Science, Neutrality and the Antithesis

A few months ago Dr. Cornelis van Dam defended the Biblical view of origins against secular science. He argued that scientific theorizing depends heavily on worldview presuppositions, particularly with regards to origins. Hence we should reject those theories and conclusions that conflict with God’s word.

This has recently been challenged by Dr Jitse van der Meer at Reformed Academic. He contends that, although background beliefs may be needed for the construction of theories, these do not normally distort scientific knowledge. God created an objectively existing reality that resists distortion. Thus the background beliefs of scientists do not dictate the content of scientific knowledge and, conversely, scientific explanations do not dictate background beliefs. Since science is rooted in an objective reality, people with different beliefs, including Christians, can work together in scientific research, sharing both observations and explanations.

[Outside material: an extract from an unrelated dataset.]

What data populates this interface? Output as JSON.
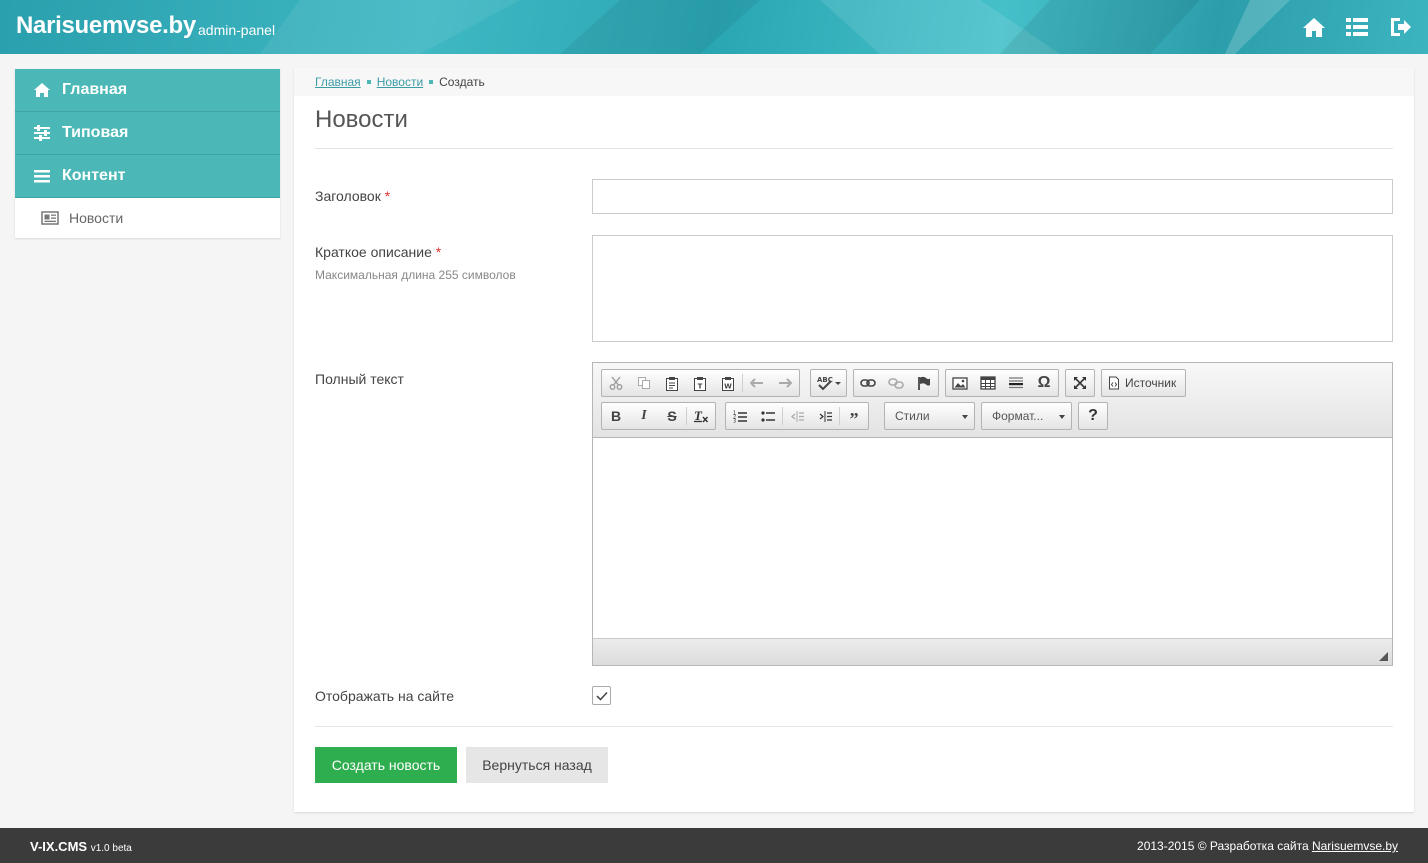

According to Dr van der Meer, background beliefs must be replaceable; they cannot be held dogmatically, for that would distort scientific knowledge. Also, God cannot be part of a scientific explanation: scientific explanation has the narrow goal of finding material causes in accounts of material phenomena.

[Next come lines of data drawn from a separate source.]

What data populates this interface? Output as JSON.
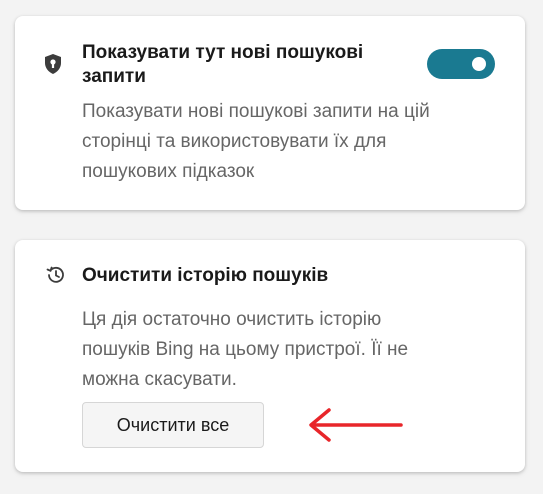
{
  "settings": {
    "show_new_searches": {
      "icon": "shield-lock-icon",
      "title": "Показувати тут нові пошукові запити",
      "description": "Показувати нові пошукові запити на цій сторінці та використовувати їх для пошукових підказок",
      "toggle_on": true,
      "toggle_color": "#1a7a91"
    },
    "clear_history": {
      "icon": "history-icon",
      "title": "Очистити історію пошуків",
      "description": "Ця дія остаточно очистить історію пошуків Bing на цьому пристрої. Її не можна скасувати.",
      "button_label": "Очистити все"
    }
  },
  "annotation": {
    "icon": "red-arrow-icon",
    "color": "#e8262a"
  }
}
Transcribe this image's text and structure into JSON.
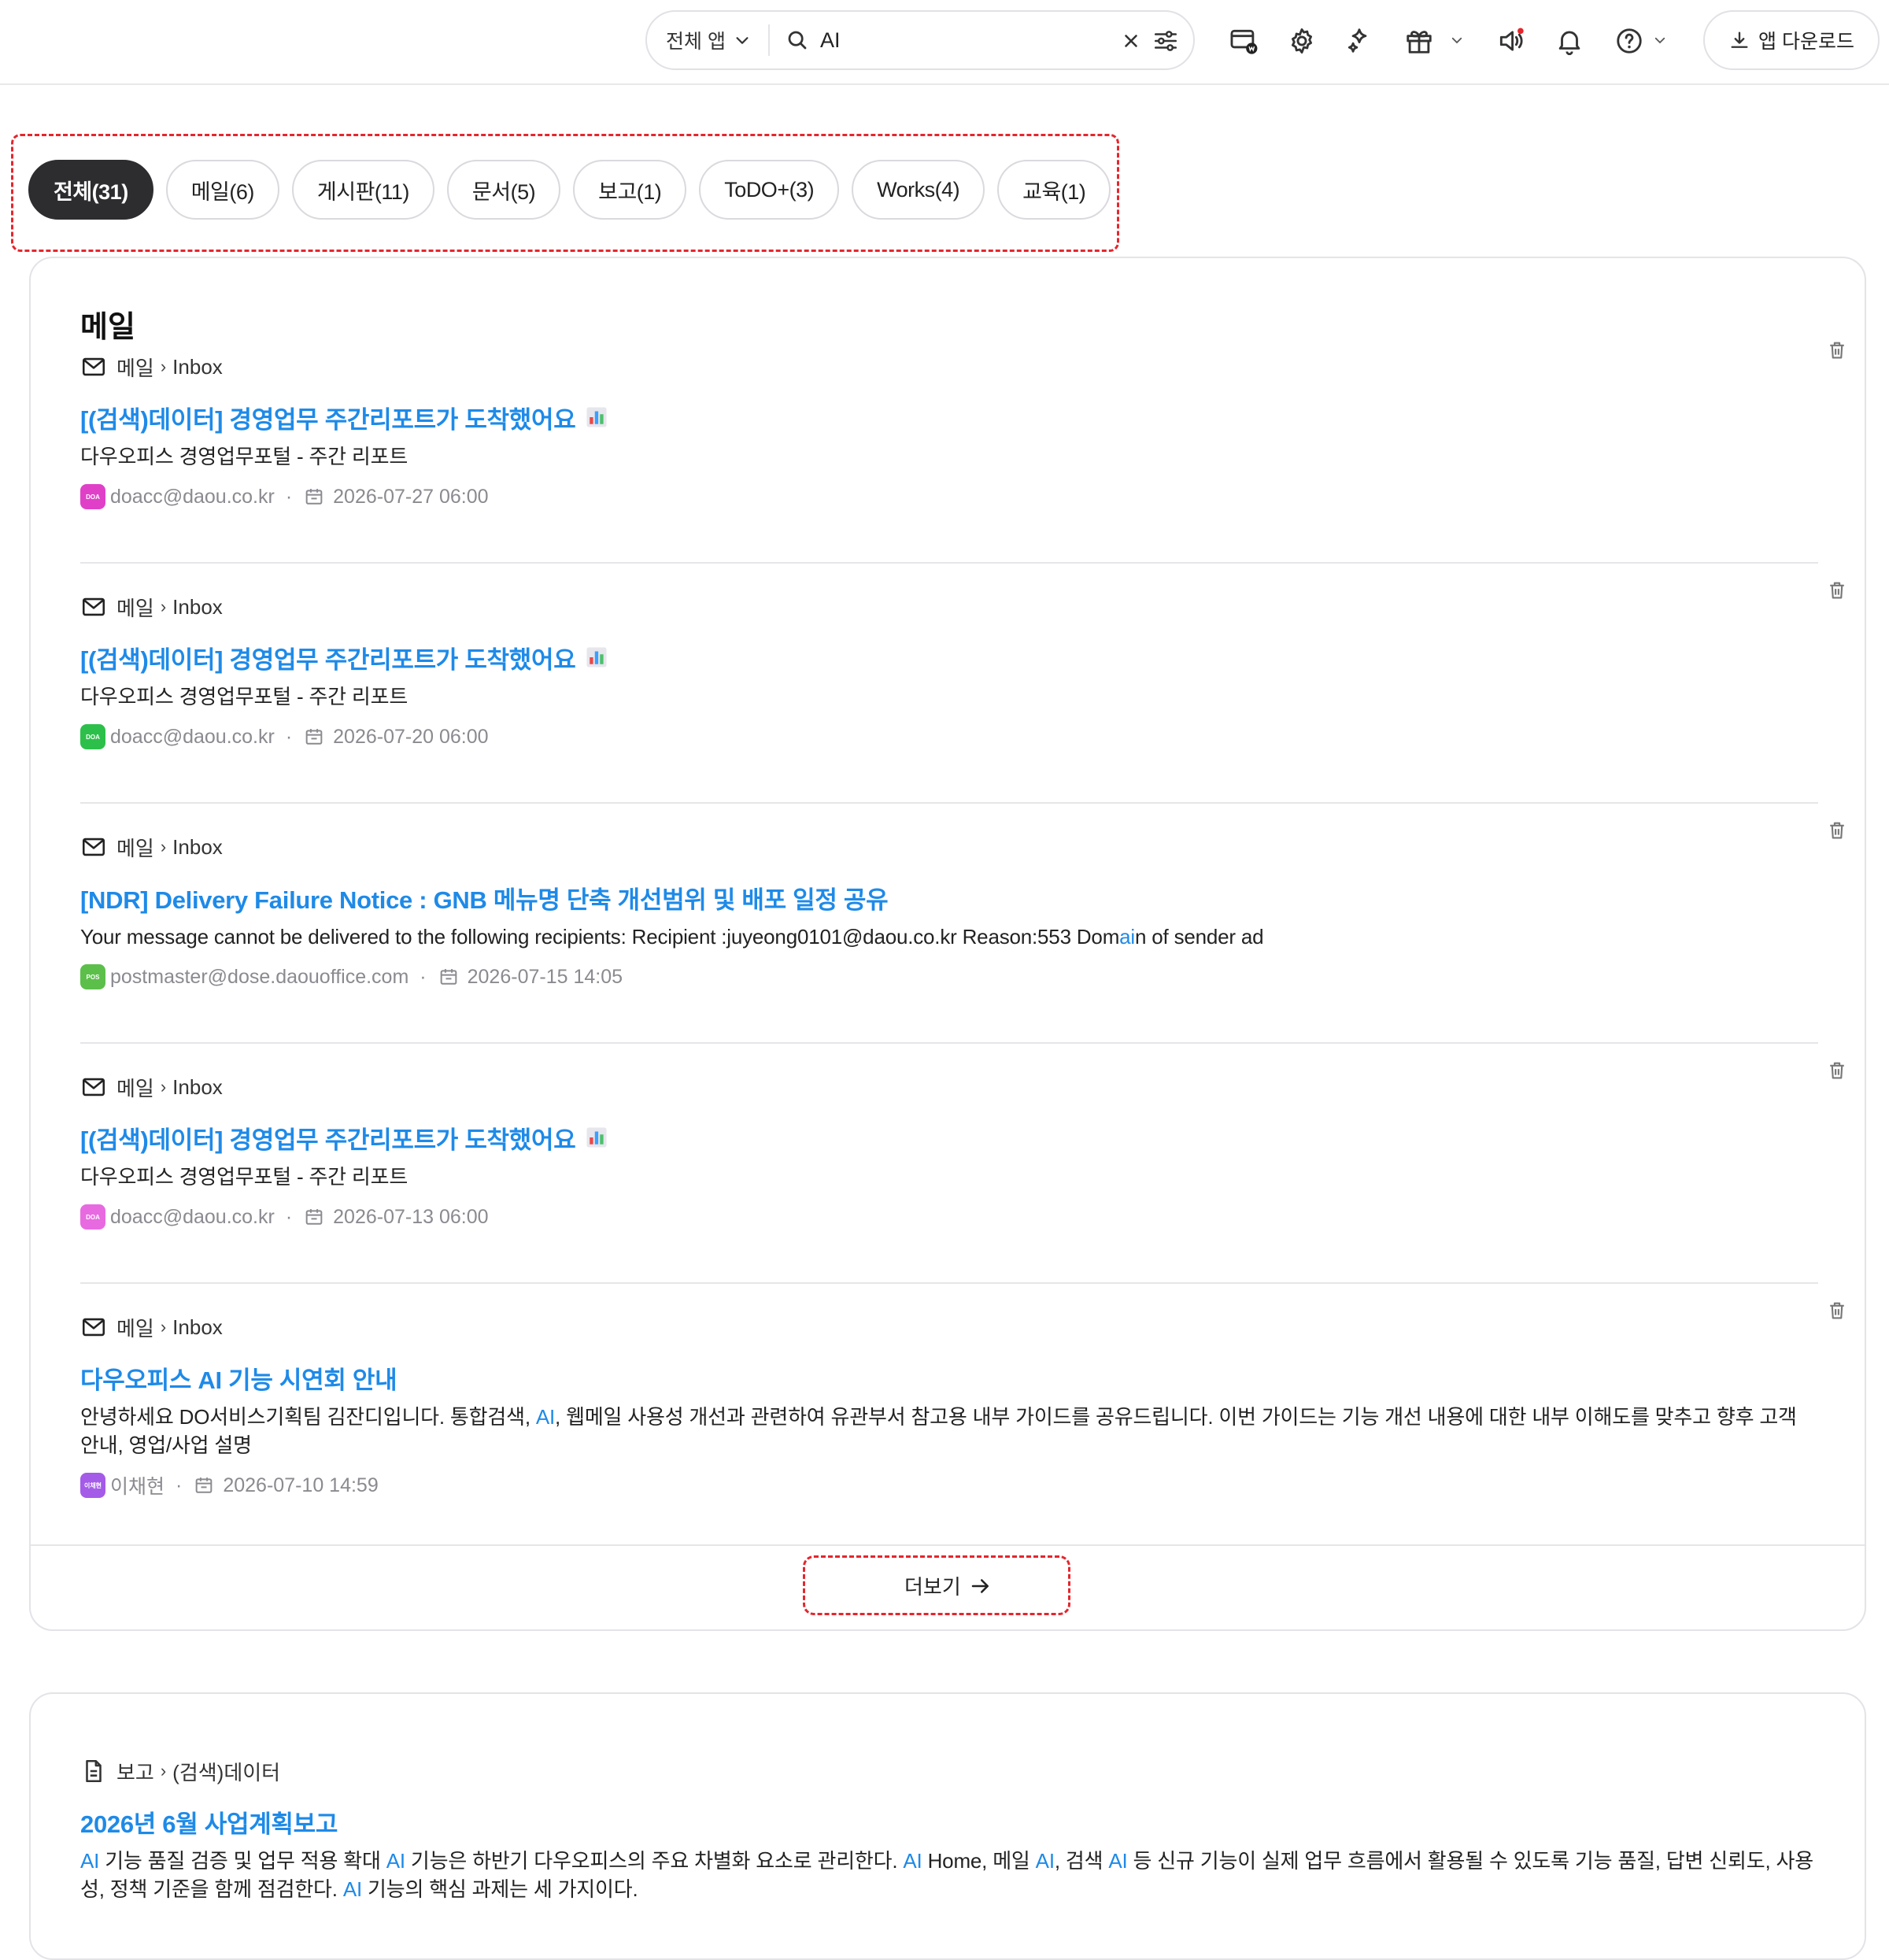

Dr van der Meer grants that science has its limitations. Science cannot produce knowledge about things that are not perceivable, such as values and God. Hence he rejects materialism and naturalism as worldviews.

Operation Science and Historical Science

For proof of the reliability of secular science, Dr van der Meer points to practical successes such as airplanes, medicine and computers. This proof is, of course, fatally flawed. The point at issue is that of origins, not technology. The science used to build airplanes is of a rather different nature than the claim that man evolved from apes. To wit, we must distinguish between operation science and historical science:

1.Operation science is the basic science done in laboratories. It is concerned with repeatable events. This concerns most of physics, chemistry and biology, as well as observational geology, astronomy and the like. It gives us all the science needed for technology. It is concerned with the present material reality and how it normally functions. This part of science is largely worldview-neutral. It is not under dispute.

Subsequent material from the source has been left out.